10.3 Solution Architecture Management
- Solution architecture management is managing, designing, and describing the solution engineering in relation to specific business problems.
- The software process can be defined as a collection of patterns that define a set of activities, actions, and tasks required to develop computer software.
- Software engineering process patterns establish collaborative communication between customers and software engineers to guarantee a successful completion of task patterns within the project requirements and the project scope.
- Subsystems are sets of collaborating components performing a given task included in software systems and it is considered a separate entity within a software architecture.
- At a programming language level, components may be represented as modules, classes, objects, or as a set of related functions.
- The requirements model describes the problem set, establishes the context, and identifies the system of forces that hold sway.
- Design patterns are a representation of the previous test solutions in relation to specific problems, which are useful for solving future problems.
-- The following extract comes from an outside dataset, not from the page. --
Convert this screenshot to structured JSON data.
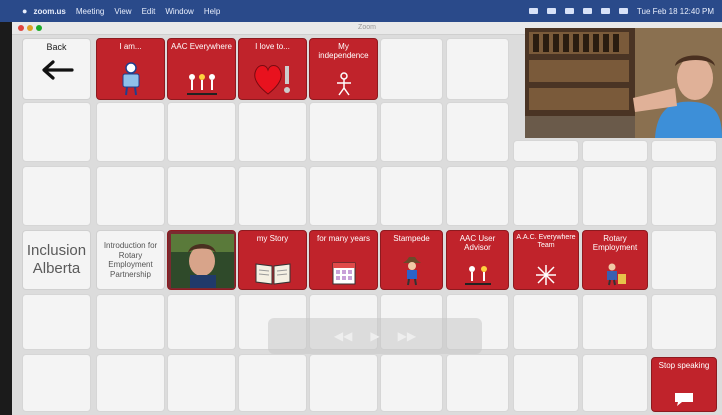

- An architectural style corresponds to a coordinated role and allows relationships among the elements within any architecture that conforms to that style.
- The framework is an implementation-specific skeletal subsystem for design work.
- A software stack is a collection of independent components or subsystems such as operating system, protocols, databases, architectural layers, and function calls that work together to support the execution of an application.
- As architectural models get transitioned into implementation architectures, it becomes necessary to specify how architectural and design patterns are realized practically within the solution.